The Kings told Arsenault they wanted to play fast and wanted to play differently, and he said, "Just how fast and how different do you want to be? Because I can probably play faster and more different than anybody in the country."

The Bighorns press full-court, constantly seek steals and shoot primarily 3s and layups. Ideally, a shot is taken within 12 seconds. Midrange jumpers are discouraged, and players shuffle in and out, five at a time, in 90-second to two-minute shifts. The Grinnell approach -- grandly called The System -- is the perfect type of reinvention for a man like Ranadive, who came to basketball with no preconceptions.

"You've got to unlearn some things to play here," says Bighorns point guard David Stockton. Asked what his father, John, thinks of it, David says, "He thinks it's a little weird."

The Bighorns scored as many as 174 points and allowed as many as 169 -- in the same game. They made 31 3s in another. The intent is to speed up the game -- "championship speed," Arsenault calls it -- and force turnovers by luring the opponent into the same pace. It's a chaotic blur of overplays, easy dunks and pull-up 3s. No game has anything resembling a coherent throughline; a 20-point lead can become a 10-point deficit over the course of three or four rough shifts. It's equal parts exhausting and entertaining, the combined fever dream of Jamal Crawford and J.R. Smith, or precisely how you'd envision basketball would be played if a meth lab sponsored a team.

"We get to do things there you'll never do on an NBA floor -- ever," D'Alessandro says. Is this the positionless ideal? There are no guards, forwards or centers. Instead, positions are designated by defensive assignment: on ball, left wing, right wing, interceptor and safety. The basket is routinely left unguarded as Bighorns players overplay passing lanes.

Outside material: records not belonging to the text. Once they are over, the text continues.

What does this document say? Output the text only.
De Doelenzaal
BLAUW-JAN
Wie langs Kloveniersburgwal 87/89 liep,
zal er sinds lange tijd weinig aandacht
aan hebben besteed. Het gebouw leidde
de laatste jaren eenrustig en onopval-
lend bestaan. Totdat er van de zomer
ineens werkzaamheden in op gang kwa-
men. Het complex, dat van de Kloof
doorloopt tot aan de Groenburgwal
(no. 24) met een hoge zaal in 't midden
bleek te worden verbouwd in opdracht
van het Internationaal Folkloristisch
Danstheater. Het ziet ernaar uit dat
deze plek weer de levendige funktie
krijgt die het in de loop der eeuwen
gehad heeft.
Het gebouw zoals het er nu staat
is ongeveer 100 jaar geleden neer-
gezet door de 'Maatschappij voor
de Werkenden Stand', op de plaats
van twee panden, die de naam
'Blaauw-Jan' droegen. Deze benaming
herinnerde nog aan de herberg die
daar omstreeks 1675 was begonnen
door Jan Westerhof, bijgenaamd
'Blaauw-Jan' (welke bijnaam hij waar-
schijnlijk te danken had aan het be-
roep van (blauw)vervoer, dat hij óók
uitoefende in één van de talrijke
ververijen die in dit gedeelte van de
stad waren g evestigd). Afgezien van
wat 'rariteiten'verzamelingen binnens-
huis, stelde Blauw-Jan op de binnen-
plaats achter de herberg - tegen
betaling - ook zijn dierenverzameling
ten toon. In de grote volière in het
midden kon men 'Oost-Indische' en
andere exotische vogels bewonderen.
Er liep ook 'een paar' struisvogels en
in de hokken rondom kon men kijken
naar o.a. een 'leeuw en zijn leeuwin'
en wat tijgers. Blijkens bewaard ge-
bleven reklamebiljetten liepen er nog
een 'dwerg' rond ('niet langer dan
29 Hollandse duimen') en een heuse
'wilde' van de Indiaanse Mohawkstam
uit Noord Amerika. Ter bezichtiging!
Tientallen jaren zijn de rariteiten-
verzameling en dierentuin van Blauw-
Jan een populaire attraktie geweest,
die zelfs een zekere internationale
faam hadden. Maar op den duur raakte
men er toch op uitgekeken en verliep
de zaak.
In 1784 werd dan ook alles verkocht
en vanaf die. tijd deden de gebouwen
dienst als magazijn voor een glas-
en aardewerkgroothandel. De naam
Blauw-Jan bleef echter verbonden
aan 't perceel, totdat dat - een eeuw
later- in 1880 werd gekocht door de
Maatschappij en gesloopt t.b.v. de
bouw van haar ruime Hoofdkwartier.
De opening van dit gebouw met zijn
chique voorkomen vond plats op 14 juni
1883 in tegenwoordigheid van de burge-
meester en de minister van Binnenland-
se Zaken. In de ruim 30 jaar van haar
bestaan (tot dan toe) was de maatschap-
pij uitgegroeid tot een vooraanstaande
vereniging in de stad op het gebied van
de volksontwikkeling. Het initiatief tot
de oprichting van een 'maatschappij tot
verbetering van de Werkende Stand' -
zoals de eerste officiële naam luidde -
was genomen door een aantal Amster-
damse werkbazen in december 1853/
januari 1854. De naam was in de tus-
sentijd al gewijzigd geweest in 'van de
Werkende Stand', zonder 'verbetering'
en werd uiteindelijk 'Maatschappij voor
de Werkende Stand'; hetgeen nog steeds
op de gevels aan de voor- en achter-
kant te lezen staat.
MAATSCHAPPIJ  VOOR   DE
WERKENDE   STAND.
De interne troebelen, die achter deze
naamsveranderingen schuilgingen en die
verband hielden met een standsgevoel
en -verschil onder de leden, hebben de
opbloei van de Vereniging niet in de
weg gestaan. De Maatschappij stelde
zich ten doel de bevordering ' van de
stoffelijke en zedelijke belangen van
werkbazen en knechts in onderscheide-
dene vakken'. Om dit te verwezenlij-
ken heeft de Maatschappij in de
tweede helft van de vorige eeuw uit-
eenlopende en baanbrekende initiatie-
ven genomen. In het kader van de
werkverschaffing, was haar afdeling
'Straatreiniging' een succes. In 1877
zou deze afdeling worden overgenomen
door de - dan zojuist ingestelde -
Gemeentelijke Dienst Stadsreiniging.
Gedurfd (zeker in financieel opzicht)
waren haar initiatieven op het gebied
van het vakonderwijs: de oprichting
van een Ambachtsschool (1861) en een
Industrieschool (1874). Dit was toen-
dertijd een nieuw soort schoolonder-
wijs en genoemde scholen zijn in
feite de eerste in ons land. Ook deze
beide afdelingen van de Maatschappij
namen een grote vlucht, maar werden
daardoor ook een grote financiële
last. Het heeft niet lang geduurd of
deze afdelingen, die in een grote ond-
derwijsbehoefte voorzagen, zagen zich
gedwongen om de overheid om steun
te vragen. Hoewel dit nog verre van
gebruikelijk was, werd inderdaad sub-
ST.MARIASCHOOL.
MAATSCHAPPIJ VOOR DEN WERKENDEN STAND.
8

Bhullar plays safety, to protect the hoop, and his shifts often force the Bighorns to play four-on-five offense. He simply can't cover the court fast enough to play both ends, especially when things are going well and possessions last less than 10 seconds. (When he does get there, he's nearly unstoppable at the rim.)

Players taught to work for a good shot are now asked to redefine their definition. A 25-foot jumper five seconds into the shot clock used to be a bad shot, but now a bad shot is a 12-footer after four passes. The System is great fun, but leave your conscience at home. Through it all, Arsenault stands on the sideline, silent and stoic, aware that whatever happens on the court is out of his control.

"I've never understood something," Arsenault says. "If you're limited based on location or recruiting or being a small-market team or just not being able to get some of the best players, why be the poor man's version of everybody else? Why not try something new?"

Asked to describe Ranadive's involvement with Reno, Arsenault says, "He's the guy who is promoting the whole creative thought. He's the mastermind behind the whole plan."

And what exactly is that plan?

Arsenault pauses, his face stuck in a rictus of hesitation. To this point, he's had the timing just so. He starts to answer, stops, shrugs and finally says, "That's the million-dollar question."

In a much bigger arena 135 miles away, with his security guard angled sideways in the aisle behind him, Ranadive sits courtside. He watches intently, searching the court for those two seconds, confident they're out there somewhere.